Abú Marwán asintió mientras apretaba los puños. Poco a poco fue imitado por todos los demás. El último en hacerlo fue el de la barba canosa. Zobeyda se acercó a él y le obligó a mirarla a los ojos. Abú Marwán habló a su espalda:
—Mientras el imán dirija su discurso a los fieles, entraremos y prenderemos a Ibn Silbán y sus acólitos.
—Y yo, una mujer, irrumpiré en plena jutbá con vosotros para demostraros, sobre todo a ti, amigo mío —se dirigió Zobeyda al receloso soldado de barba entrecana—, que la señora de Valencia no esquiva el peligro y que se enfrentará tanto a la fe como al miedo de esos fanáticos.
Unos días después.
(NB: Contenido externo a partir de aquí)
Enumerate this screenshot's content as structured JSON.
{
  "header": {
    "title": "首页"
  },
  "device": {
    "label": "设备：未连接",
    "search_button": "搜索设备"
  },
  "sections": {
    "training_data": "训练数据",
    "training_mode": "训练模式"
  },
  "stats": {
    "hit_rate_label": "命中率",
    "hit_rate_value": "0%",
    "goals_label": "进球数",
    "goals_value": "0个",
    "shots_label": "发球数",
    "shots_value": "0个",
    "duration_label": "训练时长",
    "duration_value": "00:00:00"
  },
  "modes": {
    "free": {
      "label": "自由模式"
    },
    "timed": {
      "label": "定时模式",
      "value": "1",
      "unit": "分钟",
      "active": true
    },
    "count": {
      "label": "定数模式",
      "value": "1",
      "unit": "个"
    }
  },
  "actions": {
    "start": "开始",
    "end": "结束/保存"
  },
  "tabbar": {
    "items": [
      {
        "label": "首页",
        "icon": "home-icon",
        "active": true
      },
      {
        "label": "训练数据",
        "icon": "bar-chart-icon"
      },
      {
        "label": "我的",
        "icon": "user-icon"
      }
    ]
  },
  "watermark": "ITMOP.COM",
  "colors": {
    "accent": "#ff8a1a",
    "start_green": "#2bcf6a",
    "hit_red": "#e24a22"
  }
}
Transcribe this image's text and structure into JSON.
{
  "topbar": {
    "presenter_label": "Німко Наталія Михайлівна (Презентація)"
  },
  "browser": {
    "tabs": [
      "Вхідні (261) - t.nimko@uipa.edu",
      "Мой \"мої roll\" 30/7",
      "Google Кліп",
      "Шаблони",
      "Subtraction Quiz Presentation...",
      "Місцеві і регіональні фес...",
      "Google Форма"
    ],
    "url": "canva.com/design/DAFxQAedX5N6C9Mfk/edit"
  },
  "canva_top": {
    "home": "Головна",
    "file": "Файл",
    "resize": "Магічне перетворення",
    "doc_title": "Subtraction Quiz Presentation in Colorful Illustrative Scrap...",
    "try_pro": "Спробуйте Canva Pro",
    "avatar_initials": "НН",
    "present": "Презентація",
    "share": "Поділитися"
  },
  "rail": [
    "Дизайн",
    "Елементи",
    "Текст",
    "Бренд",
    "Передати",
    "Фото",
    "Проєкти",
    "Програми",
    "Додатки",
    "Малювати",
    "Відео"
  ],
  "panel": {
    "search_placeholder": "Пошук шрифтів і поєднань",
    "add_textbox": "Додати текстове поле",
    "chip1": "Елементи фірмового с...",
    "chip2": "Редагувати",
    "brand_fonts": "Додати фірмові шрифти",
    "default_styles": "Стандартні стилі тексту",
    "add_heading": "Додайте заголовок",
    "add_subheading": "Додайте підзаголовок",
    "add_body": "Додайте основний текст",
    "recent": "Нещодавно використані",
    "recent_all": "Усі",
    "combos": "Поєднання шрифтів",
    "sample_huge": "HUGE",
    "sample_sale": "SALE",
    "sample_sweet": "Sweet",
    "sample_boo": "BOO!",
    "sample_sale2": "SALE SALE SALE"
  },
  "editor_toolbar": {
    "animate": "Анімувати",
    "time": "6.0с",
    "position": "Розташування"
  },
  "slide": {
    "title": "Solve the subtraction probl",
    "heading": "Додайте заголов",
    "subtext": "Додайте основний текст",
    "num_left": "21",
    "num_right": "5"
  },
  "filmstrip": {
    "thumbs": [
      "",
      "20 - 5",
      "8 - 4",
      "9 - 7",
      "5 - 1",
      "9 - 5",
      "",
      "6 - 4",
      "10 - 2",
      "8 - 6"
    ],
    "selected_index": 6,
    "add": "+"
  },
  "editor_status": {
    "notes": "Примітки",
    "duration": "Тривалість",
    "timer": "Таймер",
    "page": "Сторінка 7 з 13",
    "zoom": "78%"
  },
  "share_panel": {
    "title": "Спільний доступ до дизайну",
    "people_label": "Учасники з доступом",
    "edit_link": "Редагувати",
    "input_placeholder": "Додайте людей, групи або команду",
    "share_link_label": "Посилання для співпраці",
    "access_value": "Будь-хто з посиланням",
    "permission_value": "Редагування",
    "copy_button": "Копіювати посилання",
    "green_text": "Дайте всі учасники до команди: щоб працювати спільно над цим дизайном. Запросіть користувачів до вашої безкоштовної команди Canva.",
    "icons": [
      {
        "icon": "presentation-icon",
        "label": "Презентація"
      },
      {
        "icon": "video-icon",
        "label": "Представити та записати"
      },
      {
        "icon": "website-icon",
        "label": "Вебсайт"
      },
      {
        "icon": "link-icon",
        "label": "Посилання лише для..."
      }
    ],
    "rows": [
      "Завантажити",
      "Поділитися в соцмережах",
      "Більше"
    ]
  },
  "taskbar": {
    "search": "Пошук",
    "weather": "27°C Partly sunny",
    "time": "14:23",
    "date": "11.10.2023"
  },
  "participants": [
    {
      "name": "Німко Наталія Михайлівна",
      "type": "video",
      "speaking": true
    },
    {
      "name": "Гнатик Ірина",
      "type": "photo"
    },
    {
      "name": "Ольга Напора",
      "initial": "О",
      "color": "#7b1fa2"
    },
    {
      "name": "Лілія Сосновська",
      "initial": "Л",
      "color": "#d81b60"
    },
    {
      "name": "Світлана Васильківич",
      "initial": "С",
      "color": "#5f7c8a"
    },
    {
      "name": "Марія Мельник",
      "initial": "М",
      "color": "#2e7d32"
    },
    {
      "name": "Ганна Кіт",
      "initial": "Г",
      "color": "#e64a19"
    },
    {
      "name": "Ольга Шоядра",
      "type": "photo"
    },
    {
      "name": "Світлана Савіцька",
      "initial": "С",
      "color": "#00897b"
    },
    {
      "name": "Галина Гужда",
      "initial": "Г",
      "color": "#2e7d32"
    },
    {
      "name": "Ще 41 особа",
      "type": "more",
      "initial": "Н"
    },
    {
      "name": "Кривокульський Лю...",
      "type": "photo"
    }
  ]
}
Lorca
La alcazaba de Lorca, al igual que la de Jaén, dominaba un cerro a cuyos pies se extendía la medina, amurallada y perfectamente pertrechada. La ladera rocosa obligaba a extender los muros a su capricho, pero al mismo tiempo convertía el otero en un lugar casi inexpugnable. Era imposible no enamorarse de aquella filigrana de piedra y dejar de admirar su recia hermosura, enriscada y orgullosa, que dominaba tanto las serpientes escarpadas que corrían hacia norte y sur como la fértil llanura de al-Fundún, plagada de higueras, olivos y manzanos, bien regada por el Guadalentín y cruzada por un laberinto de acequias. Lorca era, como otras muchas ciudades del Sharq al-Ándalus, un inexpugnable tesoro. El Egipto de occidente, regado por su propio Nilo. El guardián meridional del reino de Mardánish.
Dos días llevaba ya allí el de León, reunido con el rey del Sharq para tratar el asunto de Guadix, que tanto interés despertaba en el emperador. Alfonso, sabedor de que la mente de su aliado estaba lejos, en la levantada ciudad de Valencia, no quería apabullar a Mardánish con odiosas y largas sesiones oyendo propuestas de la curia o planes de batalla de los señores castellanos. Sin embargo, al tercer día, fue el mismo rey del Sharq quien consideró que ya había terminado el plazo de la charla amigable y trivial, obligatoria antes del tratamiento de los negocios de interés. Apenas probaba bocado en los banquetes que se ofrecían a los cristianos, pues no dejaba de pensar en los trastornos que le ocasionaría la pérdida definitiva de Valencia. De modo que aquella mañana, tras presentarse ante el emperador para desayunar con él, abordó sus preocupaciones con firme determinación.
—Mi señor, está de más que tenga secretos con vos. Temo al príncipe de Aragón y no dudo de que caerá sobre Valencia si no consigo devolverla a mi sumisión. Es la oportunidad que esperaba Ramón Berenguer, y lo imagino mirando al sur con las fauces entreabiertas, saboreando ya la captura de la Joya del Turia.
Ambos mandatarios compartían vino caliente, leche, queso y fruta sentados a ambos lados de una mesa bien surtida mientras los sirvientes, discretamente apartados, los observaban atentos a cualquier requerimiento. Tenían previsto reunirse con los barones cristianos que habían acompañado al emperador a Lorca, así como con el caíd de la ciudad, Ibn Isa, de absoluta confianza para el rey del Sharq.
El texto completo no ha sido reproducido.